History: 9 year old boy with nasal congestion and epistaxis (bloody nose)

Sinonasal Osteosarcoma – Axial STIR (short tau inversion recovery) sequence through the face demonstrates a lobulated hyperintense mas in the left ethmoid sinus with multiple blood-fluid levels.

Sinonasal osteosarcoma – Coronal and axial CT scan of the face demonstrates a large expansile mass with calcifications in the left ethmoid sinus with erosion into the left cribiform plate and left lamina papyracea.
Osteosarcoma uncommonly arises in craniofacial bones, but when it does it occurs most often in bones of the jaw and has only very rarely been reported to arise in the nasal cavity or paranasal sinuses as a primary tumor. Most sinonasal osteosarcomas are high grade.
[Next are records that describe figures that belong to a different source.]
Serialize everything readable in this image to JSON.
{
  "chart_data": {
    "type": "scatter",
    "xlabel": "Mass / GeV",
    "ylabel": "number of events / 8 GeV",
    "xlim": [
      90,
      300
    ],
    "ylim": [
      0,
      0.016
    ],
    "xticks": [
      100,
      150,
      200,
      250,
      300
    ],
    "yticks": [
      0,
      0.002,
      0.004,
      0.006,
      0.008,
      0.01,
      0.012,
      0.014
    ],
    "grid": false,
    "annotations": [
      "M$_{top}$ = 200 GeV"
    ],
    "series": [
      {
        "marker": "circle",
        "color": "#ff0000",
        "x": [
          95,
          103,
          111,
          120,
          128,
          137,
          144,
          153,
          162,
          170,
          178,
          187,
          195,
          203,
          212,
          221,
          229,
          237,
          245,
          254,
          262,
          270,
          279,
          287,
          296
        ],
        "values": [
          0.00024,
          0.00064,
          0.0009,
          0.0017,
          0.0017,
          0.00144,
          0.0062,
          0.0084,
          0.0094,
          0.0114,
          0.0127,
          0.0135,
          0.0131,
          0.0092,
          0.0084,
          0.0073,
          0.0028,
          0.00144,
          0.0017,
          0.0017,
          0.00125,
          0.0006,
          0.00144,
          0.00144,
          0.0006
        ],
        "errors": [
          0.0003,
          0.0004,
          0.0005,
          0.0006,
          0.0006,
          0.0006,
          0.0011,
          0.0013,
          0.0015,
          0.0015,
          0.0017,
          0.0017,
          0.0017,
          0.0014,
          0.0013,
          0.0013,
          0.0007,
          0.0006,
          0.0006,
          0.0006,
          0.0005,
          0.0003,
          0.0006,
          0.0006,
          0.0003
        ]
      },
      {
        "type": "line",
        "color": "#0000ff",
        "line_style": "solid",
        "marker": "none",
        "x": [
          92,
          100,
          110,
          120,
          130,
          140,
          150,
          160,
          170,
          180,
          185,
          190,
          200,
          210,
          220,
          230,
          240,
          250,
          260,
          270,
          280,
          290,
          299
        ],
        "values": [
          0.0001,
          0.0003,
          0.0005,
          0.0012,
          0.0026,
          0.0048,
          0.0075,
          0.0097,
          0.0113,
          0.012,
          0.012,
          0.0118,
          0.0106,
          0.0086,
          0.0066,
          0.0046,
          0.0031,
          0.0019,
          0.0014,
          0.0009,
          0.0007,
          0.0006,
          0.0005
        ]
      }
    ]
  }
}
Sinonasal osteosarcoma usually presents with pain, epistaxis, paraesthesia, swelling, lacrimation and displacement of the adjacent eye.
Typically osteosarcoma in the sinuses and nasal cavity appears as an infiltrative, calcified tumor with associated soft tissue mass. Previously reported cases of low-grade sinonasal osteosarcoma have shown variable features, including a soft tissue mass with well-defined cystic areas and no abnormal ossification or calcification.